Sin embargo, aún no había tenido ocasión de relajarme cuando recibí un golpe devastador. El 20 de julio apareció un artículo en el Diario del Pueblo en el que se hablaba de una hoja de examen en blanco. Incapaz de contestar a las preguntas que se le planteaban en sus papeles de ingreso a la universidad, un candidato llamado Zhang Tie-sheng que anteriormente había sido enviado a una zona rural próxima a Jinzhou había entregado una hoja en blanco junto con una carta en la que protestaba afirmando que aquellos exámenes equivalían a una restauración del capitalismo. Su carta llegó a manos del sobrino y ayudante personal de Mao, Mao Yuanxin, a la sazón hombre fuerte de la provincia. La señora Mao y sus secuaces condenaron la importancia que se estaba concediendo al nivel académico como una forma de dictadura burguesa. «¿Qué importancia tendría incluso que toda la nación fuera analfabeta? -declararon-. ¡Lo importante es que la Revolución Cultural obtenga el más rotundo triunfo!»

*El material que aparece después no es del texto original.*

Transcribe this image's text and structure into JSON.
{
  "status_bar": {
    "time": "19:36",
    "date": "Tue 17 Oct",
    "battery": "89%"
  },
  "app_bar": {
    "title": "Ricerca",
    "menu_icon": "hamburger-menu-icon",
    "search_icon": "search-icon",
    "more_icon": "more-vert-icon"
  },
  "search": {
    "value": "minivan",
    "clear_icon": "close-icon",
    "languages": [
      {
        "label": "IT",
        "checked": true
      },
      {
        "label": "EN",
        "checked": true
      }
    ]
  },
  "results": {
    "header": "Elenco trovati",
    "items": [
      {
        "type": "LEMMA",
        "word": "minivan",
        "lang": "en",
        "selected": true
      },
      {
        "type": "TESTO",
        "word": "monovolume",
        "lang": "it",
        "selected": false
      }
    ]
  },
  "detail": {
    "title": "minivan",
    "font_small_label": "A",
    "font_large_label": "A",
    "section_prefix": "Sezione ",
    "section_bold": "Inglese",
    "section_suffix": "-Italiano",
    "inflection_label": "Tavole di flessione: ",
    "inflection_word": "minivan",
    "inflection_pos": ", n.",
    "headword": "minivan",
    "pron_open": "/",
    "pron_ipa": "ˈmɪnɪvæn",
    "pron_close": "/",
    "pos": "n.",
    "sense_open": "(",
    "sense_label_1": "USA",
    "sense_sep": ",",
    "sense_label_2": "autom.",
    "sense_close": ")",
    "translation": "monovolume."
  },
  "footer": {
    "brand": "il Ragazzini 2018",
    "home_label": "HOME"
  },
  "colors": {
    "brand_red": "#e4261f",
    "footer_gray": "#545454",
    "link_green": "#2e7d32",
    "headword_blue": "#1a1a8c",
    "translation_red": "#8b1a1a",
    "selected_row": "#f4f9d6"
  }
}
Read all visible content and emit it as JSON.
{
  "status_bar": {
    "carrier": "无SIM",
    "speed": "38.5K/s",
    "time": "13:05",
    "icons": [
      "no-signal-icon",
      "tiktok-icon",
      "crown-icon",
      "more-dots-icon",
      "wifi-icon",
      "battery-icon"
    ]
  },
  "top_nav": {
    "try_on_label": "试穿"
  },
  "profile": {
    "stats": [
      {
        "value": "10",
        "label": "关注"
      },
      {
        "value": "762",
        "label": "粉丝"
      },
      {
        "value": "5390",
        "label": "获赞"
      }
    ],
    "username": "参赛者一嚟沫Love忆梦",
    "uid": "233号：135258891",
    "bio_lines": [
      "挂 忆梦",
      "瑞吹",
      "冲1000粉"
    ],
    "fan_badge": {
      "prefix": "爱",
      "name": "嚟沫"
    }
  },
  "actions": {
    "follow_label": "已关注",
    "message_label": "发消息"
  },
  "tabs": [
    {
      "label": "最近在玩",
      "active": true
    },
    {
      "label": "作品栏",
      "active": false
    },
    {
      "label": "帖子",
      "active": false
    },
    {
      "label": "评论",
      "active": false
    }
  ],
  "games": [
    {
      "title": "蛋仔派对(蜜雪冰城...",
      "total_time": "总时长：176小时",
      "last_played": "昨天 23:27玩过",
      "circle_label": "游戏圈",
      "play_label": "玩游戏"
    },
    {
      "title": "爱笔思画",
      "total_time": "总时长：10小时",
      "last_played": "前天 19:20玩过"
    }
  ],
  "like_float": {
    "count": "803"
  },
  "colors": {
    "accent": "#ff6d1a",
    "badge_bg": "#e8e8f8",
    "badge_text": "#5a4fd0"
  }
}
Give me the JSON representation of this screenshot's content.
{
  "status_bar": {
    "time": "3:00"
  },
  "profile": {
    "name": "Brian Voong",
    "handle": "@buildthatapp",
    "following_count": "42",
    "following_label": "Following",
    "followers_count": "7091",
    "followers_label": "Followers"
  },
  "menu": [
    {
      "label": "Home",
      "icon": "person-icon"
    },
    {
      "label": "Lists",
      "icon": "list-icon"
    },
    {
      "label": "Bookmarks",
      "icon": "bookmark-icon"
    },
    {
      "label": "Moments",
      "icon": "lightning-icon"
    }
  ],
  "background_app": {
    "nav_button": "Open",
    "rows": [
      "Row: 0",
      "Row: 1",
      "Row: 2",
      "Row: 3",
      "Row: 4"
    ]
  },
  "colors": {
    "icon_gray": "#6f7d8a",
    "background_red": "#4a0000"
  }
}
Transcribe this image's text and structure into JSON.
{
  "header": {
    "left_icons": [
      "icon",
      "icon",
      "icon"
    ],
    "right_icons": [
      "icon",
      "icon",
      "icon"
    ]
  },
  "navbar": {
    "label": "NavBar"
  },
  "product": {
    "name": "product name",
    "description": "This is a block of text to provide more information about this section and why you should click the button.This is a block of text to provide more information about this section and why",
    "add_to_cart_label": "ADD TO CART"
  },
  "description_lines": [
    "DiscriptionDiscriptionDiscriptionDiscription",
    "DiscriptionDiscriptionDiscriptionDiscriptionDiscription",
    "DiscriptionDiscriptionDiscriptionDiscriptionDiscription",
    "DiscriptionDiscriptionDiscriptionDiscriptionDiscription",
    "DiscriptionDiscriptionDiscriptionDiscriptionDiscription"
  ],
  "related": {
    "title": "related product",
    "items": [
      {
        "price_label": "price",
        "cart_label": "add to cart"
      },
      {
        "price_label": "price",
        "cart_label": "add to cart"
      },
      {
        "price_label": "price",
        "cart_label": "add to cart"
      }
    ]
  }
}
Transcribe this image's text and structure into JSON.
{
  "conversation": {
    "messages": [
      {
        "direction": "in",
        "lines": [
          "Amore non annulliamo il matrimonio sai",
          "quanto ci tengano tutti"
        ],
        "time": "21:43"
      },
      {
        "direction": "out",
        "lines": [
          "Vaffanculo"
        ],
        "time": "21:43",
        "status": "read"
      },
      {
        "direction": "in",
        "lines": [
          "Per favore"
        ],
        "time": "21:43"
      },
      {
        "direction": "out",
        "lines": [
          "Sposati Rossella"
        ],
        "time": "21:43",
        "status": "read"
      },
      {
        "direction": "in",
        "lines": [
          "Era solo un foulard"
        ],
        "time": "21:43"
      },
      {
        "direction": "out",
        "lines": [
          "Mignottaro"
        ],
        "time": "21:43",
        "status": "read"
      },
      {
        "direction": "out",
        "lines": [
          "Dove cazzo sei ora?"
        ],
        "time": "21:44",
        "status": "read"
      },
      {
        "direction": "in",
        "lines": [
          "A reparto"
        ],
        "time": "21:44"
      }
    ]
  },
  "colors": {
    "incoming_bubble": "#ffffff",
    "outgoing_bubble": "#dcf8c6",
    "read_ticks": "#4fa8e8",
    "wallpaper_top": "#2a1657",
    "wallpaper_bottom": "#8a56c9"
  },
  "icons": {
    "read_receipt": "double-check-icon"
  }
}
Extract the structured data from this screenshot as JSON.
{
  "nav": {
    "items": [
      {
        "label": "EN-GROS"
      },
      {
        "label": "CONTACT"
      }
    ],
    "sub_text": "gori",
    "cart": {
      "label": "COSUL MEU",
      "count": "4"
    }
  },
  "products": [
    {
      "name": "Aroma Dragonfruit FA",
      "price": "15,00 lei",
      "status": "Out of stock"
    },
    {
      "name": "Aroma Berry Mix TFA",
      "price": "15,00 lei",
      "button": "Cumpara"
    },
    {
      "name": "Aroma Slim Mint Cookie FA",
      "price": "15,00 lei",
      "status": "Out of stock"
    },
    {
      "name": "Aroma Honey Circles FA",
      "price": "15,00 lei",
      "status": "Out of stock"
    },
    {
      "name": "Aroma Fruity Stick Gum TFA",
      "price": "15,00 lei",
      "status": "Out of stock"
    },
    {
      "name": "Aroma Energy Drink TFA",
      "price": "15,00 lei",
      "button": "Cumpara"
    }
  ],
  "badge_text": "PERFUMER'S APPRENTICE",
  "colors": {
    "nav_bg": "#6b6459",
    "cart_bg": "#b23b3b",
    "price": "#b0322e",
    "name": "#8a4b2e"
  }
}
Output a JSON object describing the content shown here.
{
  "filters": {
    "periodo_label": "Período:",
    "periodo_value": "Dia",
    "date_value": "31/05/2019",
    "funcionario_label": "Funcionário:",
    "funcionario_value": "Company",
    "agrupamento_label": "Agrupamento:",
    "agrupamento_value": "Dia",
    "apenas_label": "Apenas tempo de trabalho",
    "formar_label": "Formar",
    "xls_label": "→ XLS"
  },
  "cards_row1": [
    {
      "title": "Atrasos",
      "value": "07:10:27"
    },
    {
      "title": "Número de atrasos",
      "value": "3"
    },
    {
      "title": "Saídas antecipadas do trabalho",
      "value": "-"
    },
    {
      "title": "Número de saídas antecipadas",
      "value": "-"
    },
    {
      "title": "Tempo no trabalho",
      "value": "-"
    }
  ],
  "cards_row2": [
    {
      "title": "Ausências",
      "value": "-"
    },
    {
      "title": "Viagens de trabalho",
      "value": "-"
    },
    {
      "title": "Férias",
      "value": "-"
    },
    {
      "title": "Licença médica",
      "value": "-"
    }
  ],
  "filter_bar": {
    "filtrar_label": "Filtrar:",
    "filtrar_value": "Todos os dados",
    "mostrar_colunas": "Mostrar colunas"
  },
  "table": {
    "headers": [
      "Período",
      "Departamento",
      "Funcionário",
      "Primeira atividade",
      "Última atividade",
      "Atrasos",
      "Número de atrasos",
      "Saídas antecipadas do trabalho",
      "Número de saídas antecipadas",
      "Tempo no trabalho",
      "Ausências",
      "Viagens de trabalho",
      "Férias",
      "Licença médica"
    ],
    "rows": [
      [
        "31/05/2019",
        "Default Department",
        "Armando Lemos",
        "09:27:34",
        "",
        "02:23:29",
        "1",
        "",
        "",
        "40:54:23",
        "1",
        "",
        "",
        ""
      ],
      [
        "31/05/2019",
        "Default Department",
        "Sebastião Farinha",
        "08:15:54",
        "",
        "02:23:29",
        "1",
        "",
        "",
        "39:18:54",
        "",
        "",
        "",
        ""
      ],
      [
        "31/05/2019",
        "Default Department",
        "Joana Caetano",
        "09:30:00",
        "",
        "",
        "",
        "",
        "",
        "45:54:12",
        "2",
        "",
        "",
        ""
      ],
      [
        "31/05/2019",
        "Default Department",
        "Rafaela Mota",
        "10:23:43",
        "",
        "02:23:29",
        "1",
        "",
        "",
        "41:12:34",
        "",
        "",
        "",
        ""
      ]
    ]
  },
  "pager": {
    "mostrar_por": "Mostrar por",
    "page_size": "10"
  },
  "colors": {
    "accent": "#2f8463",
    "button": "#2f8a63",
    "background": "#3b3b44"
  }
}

Nuestros exámenes fueron declarados nulos. El acceso a las universidades había de ser decidido basándose únicamente en el comportamiento político de cada uno. El modo de estimar el mismo era, sin embargo, un misterio. La recomendación de mi fábrica había sido escrita después de una asamblea de estudio colectivo celebrada por el equipo de electricistas. Day había redactado el borrador, y mi antigua maestra en el oficio le había proporcionado su forma final. Según el texto yo era un auténtico prototipo, el mejor modelo de trabajadora que jamás había existido. Sin embargo, no me cabía duda de que los otros veintidós candidatos poseían credenciales similares, por lo que no habría modo de diferenciarnos.
La propaganda oficial no resultaba de gran ayuda. Uno de los «héroes» más notoriamente popularizados gritaba: «¿Me preguntáis por mis méritos para la universidad? ¡Éstos son mis méritos!», y al decirlo alzaba las manos y mostraba sus callos. Todos nosotros habíamos pasado por las fábricas, y la mayoría habíamos trabajado en granjas.